I cannot understand the purpose of marking the setter function as constexpr, that is allowed since C++14. My misunderstanding comes from the next situation: I declare a class with a constexpr c-tor, and I am about to use it in a constexpr context, by creating a constexpr instance of that class constexpr Point p1. An object p1 now is constant and its value could not be changed, so the constexpr setter could not be called. On the other hand, when I create an instance of my class Point in a non-constexpr context Point p, I can call the setter for that object, but now setter will not execute at compile-time, because the object is not constexpr!

As a result, I do not understand how can I enhance the performance of my code using constexpr for setters.

This is the code that demonstrates calling a constexpr setter on an non-constexpr object, that means run-time computation, instead of the compile-time:

class Point {
public:
    constexpr Point(int a, int b)
    : x(a), y(b) {}

    constexpr int getX() const noexcept { return x; }
    constexpr int getY() const noexcept { return y; }

    constexpr void setX(int newX) noexcept { x = newX; }
    constexpr void setY(int newY) noexcept { y = newY; }
private:
    int x;
    int y;
};


int main() {
    Point p{4, 2};
    constexpr Point p1{4, 2};

    p.setX(2);
}

Could anyone help me to understand what is the purpose of marking the setter function as constexpr?

回答1:

Basically it is nice when you have to deal with constexpr function.

struct Object {
  constexpr void set(int n);
  int m_n = 0;
};

constexpr Object function() {
   Object a;
   a.set(5);
   return a;
}

constexpr Object a = function();

The idea is to be able to perform compile time initialization within another functions that will be executed at the compile time. It is not done to be applied on constexpr object.

Another things to know is that constexpr member functions are not const member functions since C++14 :).



回答2:

The need arise with new constexpr rule with C++14: inside constexpr function, you can now use multiple statements, including for loops and control flow.

Here's an example:

constexpr int count5(int start) {
    int acc = 0;

    for (int i = start ; i<start+5 ; ++i) {
        acc += i;
    }

    return acc;
}

constexpr int value = count5(10); // value is 60!

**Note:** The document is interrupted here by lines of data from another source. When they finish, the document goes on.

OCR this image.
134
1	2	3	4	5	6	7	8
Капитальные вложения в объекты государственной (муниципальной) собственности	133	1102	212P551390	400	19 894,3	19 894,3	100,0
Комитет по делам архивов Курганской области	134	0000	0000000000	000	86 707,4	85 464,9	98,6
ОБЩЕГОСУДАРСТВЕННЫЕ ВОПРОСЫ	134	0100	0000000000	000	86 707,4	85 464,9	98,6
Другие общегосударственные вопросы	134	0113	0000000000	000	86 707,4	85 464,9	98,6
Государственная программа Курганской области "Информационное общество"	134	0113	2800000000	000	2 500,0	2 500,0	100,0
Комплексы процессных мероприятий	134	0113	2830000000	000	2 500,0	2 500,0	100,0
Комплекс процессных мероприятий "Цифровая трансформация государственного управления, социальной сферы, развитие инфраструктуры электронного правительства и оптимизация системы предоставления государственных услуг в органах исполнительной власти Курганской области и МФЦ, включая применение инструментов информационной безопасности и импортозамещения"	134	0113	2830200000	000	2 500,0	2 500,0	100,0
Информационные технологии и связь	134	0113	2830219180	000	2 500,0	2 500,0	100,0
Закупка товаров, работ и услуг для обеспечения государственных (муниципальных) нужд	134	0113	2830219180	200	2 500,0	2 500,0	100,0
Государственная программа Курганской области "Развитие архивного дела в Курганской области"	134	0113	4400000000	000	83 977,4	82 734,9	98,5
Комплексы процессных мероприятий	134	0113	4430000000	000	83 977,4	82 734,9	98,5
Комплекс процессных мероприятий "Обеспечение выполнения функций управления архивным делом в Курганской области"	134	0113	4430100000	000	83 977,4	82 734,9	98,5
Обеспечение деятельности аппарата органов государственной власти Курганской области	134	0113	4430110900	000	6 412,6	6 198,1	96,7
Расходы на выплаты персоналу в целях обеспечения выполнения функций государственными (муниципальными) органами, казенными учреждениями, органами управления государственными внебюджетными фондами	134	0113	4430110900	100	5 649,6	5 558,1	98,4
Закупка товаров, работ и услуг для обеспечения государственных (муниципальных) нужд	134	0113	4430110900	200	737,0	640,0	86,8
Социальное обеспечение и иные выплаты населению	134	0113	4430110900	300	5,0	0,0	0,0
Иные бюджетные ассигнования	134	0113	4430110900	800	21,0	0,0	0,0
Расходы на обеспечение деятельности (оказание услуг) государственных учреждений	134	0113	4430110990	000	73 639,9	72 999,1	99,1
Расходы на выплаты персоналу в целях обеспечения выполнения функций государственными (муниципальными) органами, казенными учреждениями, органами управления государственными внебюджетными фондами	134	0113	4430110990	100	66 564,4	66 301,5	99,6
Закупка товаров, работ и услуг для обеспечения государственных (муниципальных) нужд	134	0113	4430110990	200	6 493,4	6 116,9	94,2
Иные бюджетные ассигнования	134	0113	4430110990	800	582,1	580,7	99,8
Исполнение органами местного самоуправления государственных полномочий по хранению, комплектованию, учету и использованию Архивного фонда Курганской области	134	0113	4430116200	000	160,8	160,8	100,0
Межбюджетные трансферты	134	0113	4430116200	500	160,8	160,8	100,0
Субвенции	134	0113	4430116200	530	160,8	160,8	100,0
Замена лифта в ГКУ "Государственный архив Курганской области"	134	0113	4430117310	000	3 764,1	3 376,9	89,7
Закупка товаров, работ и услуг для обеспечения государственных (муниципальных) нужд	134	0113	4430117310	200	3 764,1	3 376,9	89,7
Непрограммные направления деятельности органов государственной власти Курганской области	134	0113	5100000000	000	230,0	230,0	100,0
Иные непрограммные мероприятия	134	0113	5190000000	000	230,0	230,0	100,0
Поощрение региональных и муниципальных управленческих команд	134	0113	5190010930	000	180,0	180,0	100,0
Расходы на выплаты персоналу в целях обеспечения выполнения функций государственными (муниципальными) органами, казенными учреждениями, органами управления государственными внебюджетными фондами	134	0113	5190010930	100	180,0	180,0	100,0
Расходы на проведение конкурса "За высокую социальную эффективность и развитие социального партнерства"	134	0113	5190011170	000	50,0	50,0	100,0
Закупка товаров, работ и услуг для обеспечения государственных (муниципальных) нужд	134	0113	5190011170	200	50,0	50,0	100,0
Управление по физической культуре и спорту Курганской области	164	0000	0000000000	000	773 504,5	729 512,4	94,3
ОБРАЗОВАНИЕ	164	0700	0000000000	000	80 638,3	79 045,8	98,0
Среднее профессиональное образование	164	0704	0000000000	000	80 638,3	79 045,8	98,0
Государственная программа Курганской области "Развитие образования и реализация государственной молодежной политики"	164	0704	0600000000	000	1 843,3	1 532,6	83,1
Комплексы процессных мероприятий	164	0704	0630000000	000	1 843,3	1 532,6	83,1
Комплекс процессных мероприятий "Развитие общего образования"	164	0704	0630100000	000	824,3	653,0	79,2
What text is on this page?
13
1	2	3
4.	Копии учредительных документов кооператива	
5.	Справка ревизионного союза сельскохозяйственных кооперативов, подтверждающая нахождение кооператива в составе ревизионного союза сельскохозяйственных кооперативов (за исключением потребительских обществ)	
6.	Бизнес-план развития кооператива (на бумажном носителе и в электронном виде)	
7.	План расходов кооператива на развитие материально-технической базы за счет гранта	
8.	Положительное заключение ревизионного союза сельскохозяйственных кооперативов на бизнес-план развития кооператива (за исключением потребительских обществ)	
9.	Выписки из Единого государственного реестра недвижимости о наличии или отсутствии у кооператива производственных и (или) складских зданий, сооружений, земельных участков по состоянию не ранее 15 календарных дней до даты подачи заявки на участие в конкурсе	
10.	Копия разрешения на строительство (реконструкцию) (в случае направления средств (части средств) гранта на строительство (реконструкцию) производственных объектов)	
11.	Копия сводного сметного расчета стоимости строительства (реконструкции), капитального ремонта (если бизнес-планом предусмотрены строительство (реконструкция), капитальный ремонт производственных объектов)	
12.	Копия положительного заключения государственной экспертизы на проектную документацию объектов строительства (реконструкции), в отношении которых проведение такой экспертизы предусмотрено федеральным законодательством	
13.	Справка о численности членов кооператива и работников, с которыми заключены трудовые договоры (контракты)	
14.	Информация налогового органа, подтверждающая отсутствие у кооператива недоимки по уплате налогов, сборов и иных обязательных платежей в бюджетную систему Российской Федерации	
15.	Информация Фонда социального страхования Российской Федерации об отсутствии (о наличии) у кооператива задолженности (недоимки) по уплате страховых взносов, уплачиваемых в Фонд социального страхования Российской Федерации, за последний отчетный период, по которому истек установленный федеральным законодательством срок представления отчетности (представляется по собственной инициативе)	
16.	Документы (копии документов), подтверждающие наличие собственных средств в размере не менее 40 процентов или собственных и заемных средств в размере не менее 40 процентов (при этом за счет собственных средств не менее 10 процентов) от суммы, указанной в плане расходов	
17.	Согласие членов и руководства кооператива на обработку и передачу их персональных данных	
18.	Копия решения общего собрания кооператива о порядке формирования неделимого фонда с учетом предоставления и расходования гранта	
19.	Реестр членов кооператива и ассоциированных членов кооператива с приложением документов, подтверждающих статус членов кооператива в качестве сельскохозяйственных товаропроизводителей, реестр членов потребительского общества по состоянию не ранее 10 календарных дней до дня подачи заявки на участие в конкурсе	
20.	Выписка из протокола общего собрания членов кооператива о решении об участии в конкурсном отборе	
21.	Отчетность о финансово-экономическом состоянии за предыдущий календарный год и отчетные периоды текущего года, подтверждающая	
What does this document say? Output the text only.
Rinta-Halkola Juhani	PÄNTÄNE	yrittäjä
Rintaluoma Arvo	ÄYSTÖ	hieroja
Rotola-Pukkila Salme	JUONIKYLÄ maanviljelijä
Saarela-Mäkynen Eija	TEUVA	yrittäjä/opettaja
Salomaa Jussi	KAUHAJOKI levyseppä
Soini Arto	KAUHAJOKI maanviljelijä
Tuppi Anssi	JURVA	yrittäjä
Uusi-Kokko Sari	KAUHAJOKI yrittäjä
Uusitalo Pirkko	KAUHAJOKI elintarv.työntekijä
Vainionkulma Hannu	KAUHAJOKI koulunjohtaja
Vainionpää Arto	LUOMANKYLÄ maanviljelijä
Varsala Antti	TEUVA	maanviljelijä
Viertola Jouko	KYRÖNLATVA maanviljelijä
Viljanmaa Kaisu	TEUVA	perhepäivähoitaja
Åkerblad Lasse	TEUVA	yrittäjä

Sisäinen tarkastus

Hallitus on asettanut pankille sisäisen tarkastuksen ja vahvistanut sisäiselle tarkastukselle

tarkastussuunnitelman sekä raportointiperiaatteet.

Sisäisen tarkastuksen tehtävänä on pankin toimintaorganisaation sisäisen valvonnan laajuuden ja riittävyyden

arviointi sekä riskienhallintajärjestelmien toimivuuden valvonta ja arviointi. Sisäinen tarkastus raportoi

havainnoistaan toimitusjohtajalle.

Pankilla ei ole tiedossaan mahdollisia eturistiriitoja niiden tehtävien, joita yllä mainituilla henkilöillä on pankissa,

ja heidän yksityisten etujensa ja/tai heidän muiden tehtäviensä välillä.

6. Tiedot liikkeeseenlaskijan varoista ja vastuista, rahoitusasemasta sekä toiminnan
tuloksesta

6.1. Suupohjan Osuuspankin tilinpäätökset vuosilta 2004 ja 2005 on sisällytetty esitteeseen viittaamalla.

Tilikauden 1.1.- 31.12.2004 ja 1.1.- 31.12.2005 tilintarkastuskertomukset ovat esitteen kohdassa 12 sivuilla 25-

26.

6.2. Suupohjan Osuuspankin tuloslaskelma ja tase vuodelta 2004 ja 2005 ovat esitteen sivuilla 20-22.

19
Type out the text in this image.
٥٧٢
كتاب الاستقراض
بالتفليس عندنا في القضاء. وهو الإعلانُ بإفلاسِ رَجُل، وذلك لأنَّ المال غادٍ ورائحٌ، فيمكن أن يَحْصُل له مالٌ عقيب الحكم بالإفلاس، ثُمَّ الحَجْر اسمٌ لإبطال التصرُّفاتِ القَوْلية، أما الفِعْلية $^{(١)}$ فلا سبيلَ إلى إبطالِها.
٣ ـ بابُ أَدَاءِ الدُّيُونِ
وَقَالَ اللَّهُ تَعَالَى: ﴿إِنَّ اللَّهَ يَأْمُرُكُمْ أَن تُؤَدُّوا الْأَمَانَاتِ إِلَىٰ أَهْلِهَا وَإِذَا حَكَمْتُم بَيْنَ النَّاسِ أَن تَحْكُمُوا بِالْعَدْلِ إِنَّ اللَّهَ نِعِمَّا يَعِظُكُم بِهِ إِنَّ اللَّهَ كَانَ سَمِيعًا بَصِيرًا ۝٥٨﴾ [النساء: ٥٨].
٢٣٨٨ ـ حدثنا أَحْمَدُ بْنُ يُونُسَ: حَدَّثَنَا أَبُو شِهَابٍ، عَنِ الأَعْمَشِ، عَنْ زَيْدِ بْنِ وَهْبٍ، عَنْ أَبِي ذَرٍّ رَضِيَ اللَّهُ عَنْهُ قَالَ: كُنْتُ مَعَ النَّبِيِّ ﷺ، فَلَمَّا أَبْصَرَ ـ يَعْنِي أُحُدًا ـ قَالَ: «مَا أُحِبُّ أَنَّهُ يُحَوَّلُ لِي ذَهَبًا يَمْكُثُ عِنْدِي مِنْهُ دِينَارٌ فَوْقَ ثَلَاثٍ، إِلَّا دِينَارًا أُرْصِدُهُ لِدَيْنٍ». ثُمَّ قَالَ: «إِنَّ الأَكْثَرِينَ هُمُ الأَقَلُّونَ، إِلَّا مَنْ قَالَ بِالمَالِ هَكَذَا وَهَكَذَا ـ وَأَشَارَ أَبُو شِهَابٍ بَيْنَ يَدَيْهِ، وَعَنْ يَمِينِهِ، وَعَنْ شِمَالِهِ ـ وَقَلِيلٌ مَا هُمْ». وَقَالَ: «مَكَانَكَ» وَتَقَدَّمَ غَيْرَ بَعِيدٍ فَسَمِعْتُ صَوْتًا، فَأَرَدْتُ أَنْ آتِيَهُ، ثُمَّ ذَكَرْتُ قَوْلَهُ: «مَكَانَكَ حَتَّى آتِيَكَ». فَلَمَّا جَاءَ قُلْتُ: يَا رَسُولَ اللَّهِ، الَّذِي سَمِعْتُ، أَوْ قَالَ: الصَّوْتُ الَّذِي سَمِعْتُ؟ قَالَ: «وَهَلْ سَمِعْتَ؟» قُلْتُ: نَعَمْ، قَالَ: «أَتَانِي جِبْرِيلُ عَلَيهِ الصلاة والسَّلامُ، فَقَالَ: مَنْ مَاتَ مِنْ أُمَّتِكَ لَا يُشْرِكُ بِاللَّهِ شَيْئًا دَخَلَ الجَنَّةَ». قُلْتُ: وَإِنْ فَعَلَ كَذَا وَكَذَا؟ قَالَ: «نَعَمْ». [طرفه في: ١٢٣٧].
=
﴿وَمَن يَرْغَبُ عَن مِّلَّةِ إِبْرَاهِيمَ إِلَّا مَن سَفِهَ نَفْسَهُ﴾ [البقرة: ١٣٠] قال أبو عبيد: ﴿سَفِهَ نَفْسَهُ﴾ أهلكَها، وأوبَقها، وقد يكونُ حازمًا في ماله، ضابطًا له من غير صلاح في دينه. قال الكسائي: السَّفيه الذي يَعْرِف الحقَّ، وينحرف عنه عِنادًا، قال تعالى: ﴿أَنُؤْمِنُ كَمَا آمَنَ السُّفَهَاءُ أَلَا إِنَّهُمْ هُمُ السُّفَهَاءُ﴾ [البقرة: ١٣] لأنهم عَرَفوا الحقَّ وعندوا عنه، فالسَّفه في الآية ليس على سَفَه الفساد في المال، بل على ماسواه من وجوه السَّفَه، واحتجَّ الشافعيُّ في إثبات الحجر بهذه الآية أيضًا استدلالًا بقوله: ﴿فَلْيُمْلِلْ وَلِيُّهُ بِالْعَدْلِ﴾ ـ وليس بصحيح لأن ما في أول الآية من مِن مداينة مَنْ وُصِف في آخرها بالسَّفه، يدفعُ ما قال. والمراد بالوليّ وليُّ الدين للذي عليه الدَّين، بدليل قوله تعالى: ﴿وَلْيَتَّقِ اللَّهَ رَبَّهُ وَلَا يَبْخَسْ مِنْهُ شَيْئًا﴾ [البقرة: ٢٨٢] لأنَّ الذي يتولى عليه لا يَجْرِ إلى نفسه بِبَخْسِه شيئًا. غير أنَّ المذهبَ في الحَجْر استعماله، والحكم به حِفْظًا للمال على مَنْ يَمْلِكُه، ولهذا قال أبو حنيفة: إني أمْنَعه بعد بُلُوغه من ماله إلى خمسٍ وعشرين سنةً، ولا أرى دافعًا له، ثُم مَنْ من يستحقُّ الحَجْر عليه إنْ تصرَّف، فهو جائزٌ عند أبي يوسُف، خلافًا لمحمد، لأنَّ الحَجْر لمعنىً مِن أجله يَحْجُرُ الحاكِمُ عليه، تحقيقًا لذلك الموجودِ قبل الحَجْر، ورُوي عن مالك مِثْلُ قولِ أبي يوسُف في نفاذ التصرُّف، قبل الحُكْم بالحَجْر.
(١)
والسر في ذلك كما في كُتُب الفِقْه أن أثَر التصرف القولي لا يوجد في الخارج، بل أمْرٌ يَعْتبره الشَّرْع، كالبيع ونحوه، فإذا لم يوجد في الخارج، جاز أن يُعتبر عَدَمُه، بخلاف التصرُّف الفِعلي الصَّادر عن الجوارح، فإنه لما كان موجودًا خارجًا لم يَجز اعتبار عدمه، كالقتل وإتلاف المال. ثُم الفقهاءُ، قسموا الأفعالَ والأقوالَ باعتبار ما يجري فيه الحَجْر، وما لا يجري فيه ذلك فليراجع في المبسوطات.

As you can see, we can do many mutation to variable in a constexpr context. The compiler becomes like an interpreter, and as long as the result of the constexpr fonction is consistent and you don't mutate already computed constexpr variables, it may mutate the values during the interpretation.



回答3:

A function with constexpr qualifier will evaluate the return of the function at compile time, which can significantly boost performance of a program (no extra computation, no instruction counter jumping, etc.). There are a few requirements to qualify a function thusly, so check out this explanation from IBM.